良肢位とは、関節拘縮が起きた場合でも日常生活への支障が少なく、機能を保ちやすい肢位です。長期臥床や麻痺のある患者では、良肢位を保つことが拘縮予防に重要です。
解説
股関節の良肢位では、軽度屈曲、軽度外転、軽度外旋の位置が基本となります。選択肢の中では、股関節外転10度が正しい組合せです。
肘関節は完全伸展の0度ではなく、軽く屈曲した位置が機能的です。足関節は足底と下腿が直角になる中間位、つまり背屈・底屈0度を保つことが重要で、表現としては足関節90度と覚えることもありますが、この選択肢では「屈曲90度」とあり、良肢位の表現として最も適切ではありません。

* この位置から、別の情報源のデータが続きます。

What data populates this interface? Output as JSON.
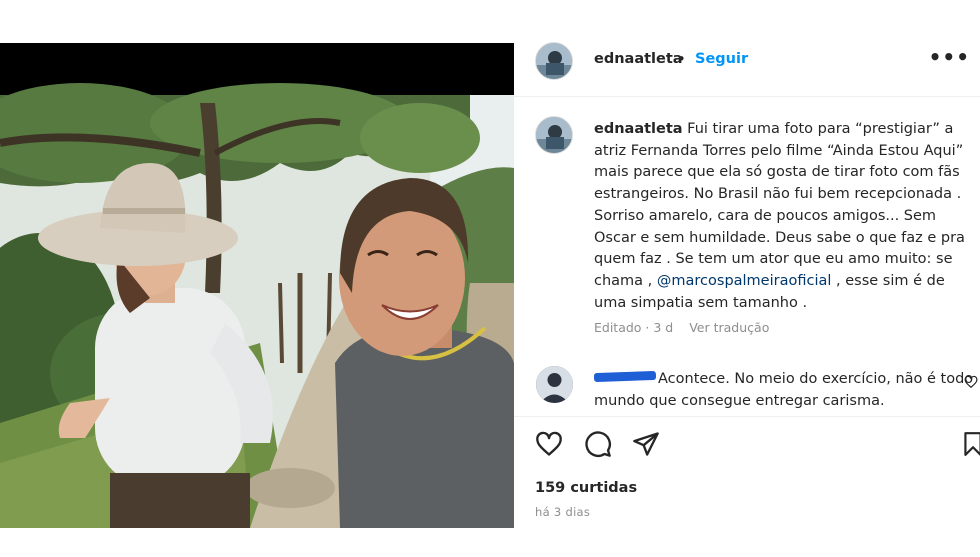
{
  "post": {
    "username": "ednaatleta",
    "separator": "•",
    "follow_label": "Seguir",
    "more_label": "•••",
    "caption_parts": {
      "p1": "Fui tirar uma foto para “prestigiar” a atriz Fernanda Torres pelo filme “Ainda Estou Aqui” mais parece que ela só gosta de tirar foto com fãs estrangeiros. No Brasil não fui bem recepcionada . Sorriso amarelo, cara de poucos amigos... Sem Oscar e sem humildade. Deus sabe o que faz e pra quem faz . Se tem um ator que eu amo muito: se chama , ",
      "mention": "@marcospalmeiraoficial",
      "p2": " , esse sim é de uma simpatia sem tamanho ."
    },
    "edited_label": "Editado · 3 d",
    "translate_label": "Ver tradução",
    "comment": {
      "text": "Acontece. No meio do exercício, não é todo mundo que consegue entregar carisma."
    },
    "icons": {
      "like": "heart-icon",
      "comment": "comment-icon",
      "share": "share-icon",
      "save": "bookmark-icon"
    },
    "likes_label": "159 curtidas",
    "time_label": "há 3 dias"
  },
  "colors": {
    "link_blue": "#0095f6",
    "mention_blue": "#00376b",
    "muted_gray": "#8e8e8e",
    "text": "#262626",
    "redaction_blue": "#1f5fd6"
  }
}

肩関節の良肢位は、外転や軽度屈曲などを組み合わせて考えます。外旋10~30度だけで良肢位として示す組合せとしては適切ではありません。
安全管理上のポイント
良肢位保持では、枕やクッションを使用し、圧迫、しびれ、皮膚発赤、関節痛がないかを観察します。無理な肢位は疼痛や神経障害につながります。
選択肢の確認
1.肩関節 外旋10~30度
誤り。
肩関節の良肢位は、外転や軽度屈曲などを含めて保持します。外旋10~30度だけを示すこの組合せは、良肢位として最も適切ではありません。
2.肘関節 屈曲0度
誤り。
肘関節の屈曲0度は完全伸展位です。日常生活動作を考えると、肘関節は軽度屈曲位のほうが機能的です。
3.股関節 外転10度
正しい。
股関節の良肢位では、軽度外転位が用いられます。股関節外転10度は良肢位として適切な組合せです。
4.足関節 屈曲90度
誤り。
足関節は下腿と足底が直角になる中間位を保つことが重要ですが、「屈曲90度」という表現は良肢位の組合せとして適切ではありません。尖足予防では足関節を直角に保つことを意識します。
覚えるポイント
- 良肢位は、拘縮が起きても機能障害を少なくする肢位である。
- 股関節は軽度外転位を保つ。
- 長期臥床では、拘縮、褥瘡、神経圧迫を予防する。
- 足関節は尖足予防のため直角位を意識する。
- 体位保持では、皮膚色、痛み、しびれ、圧迫を観察する。